Danish art historian and museum director (1925–2023)

Hanne Finsen (8 March 1925 – 14 September 2023) was a Danish art historian and museum director who had a special interest in French art. While at the National Gallery of Denmark, in 1970 she arranged the internationally acclaimed Henri Matisse retrospective. In 1978, she was appointed director of both the Hirschsprung Collection and the Ordrupgaard Collection. At Ordrupgaard, she presented a number of exhibitions, including those on Vilhelm Hammershoi and Édouard Manet. In 2005, in collaboration with the Musée du Luxembourg, Finsen presented "Matisse – A Second Life" at the Louisiana Museum of Modern Art, an exhibition focusing on the painter's later works.

==Biography==
Born on 8 March 1925 in Copenhagen, Hanne Finsen was the daughter of the physician Valgard Finsen (1896–1980) and the sculptor Inge Ebstrup (1899–1977). Brought up in a well-to-do cultural environment, after graduating from Øregård Gymnasium in 1943, she studied history of art at the University of Copenhagen. While still a student, she helped arrange a number of exhibitions on French art at Ny Carlsberg Glyptotek and Charlotenborg. In 1957, she married the theatre director Knud Poulsen (1920–2003).
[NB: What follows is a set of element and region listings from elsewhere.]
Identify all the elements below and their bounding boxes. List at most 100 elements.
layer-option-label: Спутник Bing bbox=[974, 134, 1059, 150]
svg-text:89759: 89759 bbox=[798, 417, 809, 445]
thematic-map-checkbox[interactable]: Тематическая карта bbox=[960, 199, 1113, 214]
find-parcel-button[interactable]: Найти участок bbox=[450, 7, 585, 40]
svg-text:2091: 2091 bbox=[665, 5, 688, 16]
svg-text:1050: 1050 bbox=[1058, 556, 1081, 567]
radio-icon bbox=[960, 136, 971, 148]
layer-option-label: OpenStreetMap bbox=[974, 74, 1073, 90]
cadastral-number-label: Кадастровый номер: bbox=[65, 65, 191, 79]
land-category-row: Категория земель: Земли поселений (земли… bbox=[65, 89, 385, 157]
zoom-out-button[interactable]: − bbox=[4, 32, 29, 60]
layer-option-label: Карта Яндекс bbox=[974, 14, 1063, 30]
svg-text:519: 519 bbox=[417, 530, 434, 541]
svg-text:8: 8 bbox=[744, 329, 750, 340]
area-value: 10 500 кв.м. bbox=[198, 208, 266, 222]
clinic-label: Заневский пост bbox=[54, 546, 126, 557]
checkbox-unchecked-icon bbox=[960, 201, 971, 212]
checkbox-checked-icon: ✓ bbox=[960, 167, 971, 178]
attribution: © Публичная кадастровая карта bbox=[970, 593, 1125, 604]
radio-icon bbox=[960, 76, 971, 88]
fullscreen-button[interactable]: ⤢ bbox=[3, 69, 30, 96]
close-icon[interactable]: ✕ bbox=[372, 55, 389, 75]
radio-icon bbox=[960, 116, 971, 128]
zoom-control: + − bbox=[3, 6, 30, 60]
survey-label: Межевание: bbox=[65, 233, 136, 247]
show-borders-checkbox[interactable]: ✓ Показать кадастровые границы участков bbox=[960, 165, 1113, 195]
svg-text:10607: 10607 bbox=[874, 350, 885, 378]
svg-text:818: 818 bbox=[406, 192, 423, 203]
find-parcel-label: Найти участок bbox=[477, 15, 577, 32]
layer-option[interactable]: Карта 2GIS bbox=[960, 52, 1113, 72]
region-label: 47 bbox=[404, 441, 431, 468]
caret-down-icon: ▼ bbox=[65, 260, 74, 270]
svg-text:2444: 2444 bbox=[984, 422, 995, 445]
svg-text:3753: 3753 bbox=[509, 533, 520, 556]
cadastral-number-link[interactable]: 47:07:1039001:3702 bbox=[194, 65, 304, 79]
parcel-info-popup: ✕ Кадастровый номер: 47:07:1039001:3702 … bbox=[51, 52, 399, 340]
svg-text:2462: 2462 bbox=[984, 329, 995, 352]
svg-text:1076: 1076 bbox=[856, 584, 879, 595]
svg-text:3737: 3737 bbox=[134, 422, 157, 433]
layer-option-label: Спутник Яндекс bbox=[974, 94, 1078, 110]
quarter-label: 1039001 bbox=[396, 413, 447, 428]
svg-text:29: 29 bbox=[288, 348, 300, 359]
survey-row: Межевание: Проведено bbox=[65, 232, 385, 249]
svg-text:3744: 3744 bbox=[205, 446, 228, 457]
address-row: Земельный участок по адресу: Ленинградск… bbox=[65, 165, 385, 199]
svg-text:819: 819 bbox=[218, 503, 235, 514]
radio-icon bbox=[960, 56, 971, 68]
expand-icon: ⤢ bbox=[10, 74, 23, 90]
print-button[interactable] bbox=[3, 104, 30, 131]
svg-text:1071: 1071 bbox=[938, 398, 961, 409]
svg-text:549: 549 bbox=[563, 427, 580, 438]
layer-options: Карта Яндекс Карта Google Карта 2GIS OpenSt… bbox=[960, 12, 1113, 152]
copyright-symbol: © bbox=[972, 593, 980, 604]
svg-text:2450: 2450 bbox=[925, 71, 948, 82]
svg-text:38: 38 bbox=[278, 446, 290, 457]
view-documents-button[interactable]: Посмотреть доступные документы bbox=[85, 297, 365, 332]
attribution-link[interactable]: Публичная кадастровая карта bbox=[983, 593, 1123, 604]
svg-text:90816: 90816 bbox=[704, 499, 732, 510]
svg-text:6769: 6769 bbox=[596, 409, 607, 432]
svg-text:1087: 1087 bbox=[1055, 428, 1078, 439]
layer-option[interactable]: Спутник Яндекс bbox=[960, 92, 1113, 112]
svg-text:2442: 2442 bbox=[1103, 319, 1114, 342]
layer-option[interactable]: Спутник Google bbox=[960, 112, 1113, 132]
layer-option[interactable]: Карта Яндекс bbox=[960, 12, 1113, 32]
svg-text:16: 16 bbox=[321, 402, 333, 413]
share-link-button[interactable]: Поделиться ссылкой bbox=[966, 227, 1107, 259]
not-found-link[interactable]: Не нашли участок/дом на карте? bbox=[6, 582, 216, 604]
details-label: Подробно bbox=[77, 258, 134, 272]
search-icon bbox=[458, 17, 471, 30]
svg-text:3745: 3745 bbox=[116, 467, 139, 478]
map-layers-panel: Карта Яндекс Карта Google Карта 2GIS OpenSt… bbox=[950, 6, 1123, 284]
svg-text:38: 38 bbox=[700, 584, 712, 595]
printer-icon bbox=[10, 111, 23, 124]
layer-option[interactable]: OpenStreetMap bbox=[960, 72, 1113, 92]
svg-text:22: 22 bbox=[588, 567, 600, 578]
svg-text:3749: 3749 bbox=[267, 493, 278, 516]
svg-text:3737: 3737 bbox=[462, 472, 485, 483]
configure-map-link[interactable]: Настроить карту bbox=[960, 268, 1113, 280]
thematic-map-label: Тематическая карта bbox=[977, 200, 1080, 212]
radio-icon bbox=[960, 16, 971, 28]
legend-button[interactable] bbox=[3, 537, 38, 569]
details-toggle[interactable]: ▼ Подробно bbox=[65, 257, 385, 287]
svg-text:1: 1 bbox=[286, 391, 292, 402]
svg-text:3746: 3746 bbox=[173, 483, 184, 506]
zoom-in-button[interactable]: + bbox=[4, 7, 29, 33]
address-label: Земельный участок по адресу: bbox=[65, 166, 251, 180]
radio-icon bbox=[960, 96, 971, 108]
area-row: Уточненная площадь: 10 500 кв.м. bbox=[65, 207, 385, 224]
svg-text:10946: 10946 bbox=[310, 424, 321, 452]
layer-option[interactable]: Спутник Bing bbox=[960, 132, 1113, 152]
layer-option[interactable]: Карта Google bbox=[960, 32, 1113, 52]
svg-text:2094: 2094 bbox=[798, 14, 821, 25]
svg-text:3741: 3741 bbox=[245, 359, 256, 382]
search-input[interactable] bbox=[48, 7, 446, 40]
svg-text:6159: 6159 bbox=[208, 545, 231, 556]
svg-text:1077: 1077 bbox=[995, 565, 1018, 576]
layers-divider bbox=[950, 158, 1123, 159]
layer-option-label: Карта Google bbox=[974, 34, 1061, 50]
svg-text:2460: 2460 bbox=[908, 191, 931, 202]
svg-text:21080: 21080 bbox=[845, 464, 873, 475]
On earning a master's degree with a focus on the French Impressionist Pierre-Auguste Renoir, in 1953 she was appointed scientific assistant on painting and sculpture collections at the National Gallery of Denmark. She created a catalogue of the museum's international collection of modern art, including Johannes Rump's collection which included works by Matisse. In 1958 she became a curator and in 1965 the principal curator for the museum's copper plate engravings. After a study trip the United States in 1960, she became increasingly interested in activities aimed at fostering interest in art collections. In 1967, she arranged an exhibition of engravings titled "Hommage à l'art français" and from 1969 to 1971 she headed work on a retrospective of Henri Matisse which was held in 1970 to wide acclaim.

In 1978, Helsted was appointed director of both the Hirschsprung and the Ordrupsgård collections. Thanks to her enthusiasm, she drew attention to these two museums which had been rather quiet in earlier years. She arranged exhibitions of Wifredo Lam and Eva Sørensen at the Hirschsprung in 1978 followed by "Skagen i København" (Skagen in Copenhagen) in 1979, attracting a considerable number of visitors. Equally successful were her exhibitions at Ordrupgård which included "Vilhelm Hammershoi" (1981), "Gauguin og van Gogh i København" (1893) and "Kapellet i Vence" (1993), presenting works by Matisse. She remained director at Ordrupsgård until 1995.

In 2005, in collaboration with the Musée du Luxembourg, Finsen presented "Matisse – A Second Life" at the Louisiana Museum of Modern Art, an exhibition focusing on the painter's later works. Presenting some 150 paintings in the 15 years following Matisse's operation in 1941, the exhibition was inspired by Finsen's interest in the correspondence between Matisse and André Rouveyre (1879–1962).

Finsen died on 14 September 2023, at the age of 98.